29/05/2011

THE COMFORT







UNUSUALLY FOR ME, THIS MORNING, being a Saturday, involved a little bit of work at the University Chancellery, the good offices of which have for some reason granted me the responsibility of looking into issues of plagiarism and copying by those good lads and ladies who wish to join our establishment. This morning I had to take a signed declaration banning an individual I have never met from studying at university in Portugal for the next five years. This is upon the recommendation of people I have known for over twenty years and whom I would willingly ban from the country for ever, were the chance given to me.

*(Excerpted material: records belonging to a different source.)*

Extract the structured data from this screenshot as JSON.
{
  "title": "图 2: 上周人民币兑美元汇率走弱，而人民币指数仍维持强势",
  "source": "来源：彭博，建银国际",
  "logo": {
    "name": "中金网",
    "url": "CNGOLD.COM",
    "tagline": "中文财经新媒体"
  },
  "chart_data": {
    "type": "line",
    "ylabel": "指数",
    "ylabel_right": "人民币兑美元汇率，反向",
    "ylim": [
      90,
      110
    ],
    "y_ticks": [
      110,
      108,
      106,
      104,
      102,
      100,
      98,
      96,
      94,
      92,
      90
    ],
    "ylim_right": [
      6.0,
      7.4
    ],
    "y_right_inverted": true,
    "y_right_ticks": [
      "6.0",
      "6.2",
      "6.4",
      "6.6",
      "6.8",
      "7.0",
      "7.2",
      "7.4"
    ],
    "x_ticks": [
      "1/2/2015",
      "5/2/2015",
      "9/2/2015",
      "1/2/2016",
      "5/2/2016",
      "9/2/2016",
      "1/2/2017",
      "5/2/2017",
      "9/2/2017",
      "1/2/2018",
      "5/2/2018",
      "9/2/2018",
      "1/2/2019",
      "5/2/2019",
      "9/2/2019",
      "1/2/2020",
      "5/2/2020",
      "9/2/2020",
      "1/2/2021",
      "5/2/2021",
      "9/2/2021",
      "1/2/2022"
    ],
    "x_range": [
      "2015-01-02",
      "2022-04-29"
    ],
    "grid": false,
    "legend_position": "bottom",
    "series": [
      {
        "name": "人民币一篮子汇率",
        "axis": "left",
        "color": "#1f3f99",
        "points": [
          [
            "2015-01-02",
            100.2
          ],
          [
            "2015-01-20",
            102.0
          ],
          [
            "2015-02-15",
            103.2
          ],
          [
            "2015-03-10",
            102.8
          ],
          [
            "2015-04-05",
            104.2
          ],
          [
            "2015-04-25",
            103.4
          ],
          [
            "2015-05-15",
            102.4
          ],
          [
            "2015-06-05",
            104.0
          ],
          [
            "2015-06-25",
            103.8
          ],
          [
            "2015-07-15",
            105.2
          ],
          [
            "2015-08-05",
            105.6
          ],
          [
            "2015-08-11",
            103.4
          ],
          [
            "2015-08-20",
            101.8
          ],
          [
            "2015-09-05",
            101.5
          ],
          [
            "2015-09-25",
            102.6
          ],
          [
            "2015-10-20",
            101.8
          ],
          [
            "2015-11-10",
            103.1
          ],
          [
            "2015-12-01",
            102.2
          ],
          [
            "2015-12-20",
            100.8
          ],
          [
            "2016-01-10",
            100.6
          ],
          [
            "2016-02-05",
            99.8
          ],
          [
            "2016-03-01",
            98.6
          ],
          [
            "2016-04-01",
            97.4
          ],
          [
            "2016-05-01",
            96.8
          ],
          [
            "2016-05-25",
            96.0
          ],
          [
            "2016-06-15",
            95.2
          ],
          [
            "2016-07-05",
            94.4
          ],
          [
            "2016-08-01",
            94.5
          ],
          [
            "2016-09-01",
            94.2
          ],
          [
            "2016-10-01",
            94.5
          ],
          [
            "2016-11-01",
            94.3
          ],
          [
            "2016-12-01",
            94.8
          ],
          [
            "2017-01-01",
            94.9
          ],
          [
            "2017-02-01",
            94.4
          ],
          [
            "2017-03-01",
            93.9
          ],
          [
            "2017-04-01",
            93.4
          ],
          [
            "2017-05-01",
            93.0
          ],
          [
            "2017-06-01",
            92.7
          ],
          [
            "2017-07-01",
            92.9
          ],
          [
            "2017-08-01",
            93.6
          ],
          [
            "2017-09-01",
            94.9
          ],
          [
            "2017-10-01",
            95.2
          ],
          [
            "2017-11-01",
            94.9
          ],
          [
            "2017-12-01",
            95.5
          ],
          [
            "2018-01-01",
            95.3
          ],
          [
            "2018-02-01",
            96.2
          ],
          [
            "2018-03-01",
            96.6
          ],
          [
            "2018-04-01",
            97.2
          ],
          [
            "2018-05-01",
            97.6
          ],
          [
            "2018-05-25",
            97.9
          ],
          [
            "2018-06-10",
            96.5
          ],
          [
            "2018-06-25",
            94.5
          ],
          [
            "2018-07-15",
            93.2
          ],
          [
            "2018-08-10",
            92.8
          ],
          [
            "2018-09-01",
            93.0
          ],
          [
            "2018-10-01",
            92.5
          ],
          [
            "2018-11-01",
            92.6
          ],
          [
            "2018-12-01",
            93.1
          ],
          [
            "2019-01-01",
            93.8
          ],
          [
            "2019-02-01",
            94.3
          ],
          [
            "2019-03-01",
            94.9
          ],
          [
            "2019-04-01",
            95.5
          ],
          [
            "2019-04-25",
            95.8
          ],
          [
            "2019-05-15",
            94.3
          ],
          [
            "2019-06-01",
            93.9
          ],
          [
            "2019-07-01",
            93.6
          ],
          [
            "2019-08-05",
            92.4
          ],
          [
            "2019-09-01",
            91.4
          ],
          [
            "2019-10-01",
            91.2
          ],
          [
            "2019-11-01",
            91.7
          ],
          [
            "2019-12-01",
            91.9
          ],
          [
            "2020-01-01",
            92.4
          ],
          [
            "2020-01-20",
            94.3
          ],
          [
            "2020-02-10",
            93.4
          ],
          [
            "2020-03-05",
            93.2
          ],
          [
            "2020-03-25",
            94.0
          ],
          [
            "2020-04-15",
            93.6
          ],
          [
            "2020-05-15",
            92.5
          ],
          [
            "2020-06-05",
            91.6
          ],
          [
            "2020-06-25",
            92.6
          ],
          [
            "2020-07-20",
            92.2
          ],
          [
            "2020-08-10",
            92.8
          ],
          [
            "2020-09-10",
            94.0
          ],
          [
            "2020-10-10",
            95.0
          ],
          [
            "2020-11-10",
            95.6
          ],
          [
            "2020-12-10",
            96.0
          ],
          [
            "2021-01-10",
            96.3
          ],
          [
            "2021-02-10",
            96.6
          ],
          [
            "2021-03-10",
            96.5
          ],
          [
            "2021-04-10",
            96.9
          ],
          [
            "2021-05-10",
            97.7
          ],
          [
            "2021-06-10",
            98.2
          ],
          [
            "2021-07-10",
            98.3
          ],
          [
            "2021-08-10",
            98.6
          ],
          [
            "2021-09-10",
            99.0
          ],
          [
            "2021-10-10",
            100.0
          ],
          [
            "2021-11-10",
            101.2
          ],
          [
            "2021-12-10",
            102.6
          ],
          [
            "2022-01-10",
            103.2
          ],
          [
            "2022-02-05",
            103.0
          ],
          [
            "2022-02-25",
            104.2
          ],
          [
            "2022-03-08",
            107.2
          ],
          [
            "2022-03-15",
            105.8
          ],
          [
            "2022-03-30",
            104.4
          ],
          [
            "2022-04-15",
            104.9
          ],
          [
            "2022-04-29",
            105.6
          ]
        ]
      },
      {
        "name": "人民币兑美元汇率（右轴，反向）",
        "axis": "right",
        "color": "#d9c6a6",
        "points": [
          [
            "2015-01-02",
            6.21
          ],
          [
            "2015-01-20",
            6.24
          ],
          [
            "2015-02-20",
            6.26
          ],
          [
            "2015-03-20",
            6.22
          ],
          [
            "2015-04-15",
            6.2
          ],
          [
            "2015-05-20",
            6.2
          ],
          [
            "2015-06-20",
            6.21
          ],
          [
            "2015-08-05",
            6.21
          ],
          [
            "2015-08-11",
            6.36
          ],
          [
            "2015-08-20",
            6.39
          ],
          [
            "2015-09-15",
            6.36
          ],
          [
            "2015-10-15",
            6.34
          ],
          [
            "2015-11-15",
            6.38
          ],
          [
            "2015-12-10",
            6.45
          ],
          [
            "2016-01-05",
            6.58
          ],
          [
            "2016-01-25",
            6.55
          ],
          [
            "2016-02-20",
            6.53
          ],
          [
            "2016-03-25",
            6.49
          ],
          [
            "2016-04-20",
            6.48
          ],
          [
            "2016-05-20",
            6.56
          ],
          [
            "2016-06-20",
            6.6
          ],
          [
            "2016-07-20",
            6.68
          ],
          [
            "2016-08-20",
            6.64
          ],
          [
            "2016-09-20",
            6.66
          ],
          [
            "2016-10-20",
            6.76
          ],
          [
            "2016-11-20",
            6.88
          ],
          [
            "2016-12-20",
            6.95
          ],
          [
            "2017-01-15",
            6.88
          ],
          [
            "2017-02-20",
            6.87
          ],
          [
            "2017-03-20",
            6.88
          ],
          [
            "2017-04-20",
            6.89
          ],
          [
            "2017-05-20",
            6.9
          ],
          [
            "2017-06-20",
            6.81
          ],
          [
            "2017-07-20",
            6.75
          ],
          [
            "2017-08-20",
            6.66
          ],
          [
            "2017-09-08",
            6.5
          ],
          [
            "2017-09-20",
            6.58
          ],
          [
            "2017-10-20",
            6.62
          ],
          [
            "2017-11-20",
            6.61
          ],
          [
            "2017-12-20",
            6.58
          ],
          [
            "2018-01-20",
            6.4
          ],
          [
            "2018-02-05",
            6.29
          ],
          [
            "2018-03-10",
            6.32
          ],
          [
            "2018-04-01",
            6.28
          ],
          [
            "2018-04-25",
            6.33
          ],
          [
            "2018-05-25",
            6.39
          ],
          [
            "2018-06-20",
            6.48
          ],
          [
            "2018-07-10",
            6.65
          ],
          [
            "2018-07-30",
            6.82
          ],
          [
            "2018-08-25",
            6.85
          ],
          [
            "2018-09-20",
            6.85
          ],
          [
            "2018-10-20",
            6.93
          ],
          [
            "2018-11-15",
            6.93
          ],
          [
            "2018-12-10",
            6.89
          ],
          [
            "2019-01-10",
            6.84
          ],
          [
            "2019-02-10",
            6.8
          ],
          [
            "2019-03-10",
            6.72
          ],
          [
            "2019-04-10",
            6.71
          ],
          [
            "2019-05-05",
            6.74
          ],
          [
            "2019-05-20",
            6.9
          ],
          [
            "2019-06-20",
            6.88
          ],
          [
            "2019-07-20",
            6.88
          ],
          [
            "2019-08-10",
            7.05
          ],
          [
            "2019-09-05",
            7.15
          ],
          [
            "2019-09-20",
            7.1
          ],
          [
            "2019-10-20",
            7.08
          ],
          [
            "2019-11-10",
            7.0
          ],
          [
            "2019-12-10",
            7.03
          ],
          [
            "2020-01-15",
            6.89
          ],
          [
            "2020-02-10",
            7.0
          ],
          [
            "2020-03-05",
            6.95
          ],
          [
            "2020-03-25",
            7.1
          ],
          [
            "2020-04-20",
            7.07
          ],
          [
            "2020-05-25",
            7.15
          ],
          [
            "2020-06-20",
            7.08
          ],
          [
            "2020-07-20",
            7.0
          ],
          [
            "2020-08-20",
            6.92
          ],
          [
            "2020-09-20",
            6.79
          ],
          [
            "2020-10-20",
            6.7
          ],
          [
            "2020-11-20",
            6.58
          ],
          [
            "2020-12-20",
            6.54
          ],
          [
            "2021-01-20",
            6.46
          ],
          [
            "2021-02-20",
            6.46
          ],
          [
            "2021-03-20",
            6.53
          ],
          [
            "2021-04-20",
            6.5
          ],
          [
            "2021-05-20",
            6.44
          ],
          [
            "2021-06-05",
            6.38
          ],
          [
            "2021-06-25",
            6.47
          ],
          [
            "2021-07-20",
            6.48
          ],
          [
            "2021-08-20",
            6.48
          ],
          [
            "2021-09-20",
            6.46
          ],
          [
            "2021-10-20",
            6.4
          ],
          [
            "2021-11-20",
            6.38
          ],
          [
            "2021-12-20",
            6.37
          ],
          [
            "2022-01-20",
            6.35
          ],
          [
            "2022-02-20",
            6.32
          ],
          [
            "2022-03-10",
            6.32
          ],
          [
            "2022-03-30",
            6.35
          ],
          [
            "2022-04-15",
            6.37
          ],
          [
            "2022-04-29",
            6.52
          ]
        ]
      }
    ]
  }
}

WHEN I LEFT MY HOUSE this morning there was a syncopated empty echo in the air – a sort of vacuum – hanging under the hackberry trees that line my street; often this indicates a crack in the weather. However, when I was taking coffee and reading The Times in the Jardim da Parada gardens it looked like the threat of rain, or hail, might be only that. There was, indeed, a little more of a sway in the maidenhair trees and the royal palm, but I couldn’t see any condensation on the leaves of the Japanese grass.

I SAT FOR A LITTLE WHILE looking at the garden before I got into the taxi. This is the Teófilo Braga garden, named after a statesman who, I imagine, “did the right thing” when called upon to do so. I was sitting on a bench by the children’s playground, looking at the giant hairy redwood and cypresses, and watching the flower sellers set up their stands. Today is probably the first day of the major sales of the Portuguese tradition of courting couples giving a manjerico, or sweet basil, plant to each other, expressing love and trust.

AND THEN I GOT INTO THE TAXI and went off with my little envelopes with the little pieces of paper with my signature on them. Somewhere, someone I do not know will be affected by this. Next week there will be elections in Portugal, and at that time I will not be here. Yet I wonder if the people who are going to be elected, or those who are going to elect them, or indeed anyone involved in the event will ever sit down in a garden and think for a little bit about whether they are doing the right thing.

THE STORM BROKE SHORTLY after I came back to the neighbourhood. I felt the shuddering weight of the impending onslaught as I walked to the fish market; nothing was actually dropping from the sky, and the temperature had increased considerably, yet mothers were rushing their babies to safety and older men lounging about outside cafés and shops were pointing to the deep, rolling, dirty leaden sky, to each other’s grim faces, and coming out with statements such as, “We deserve this”.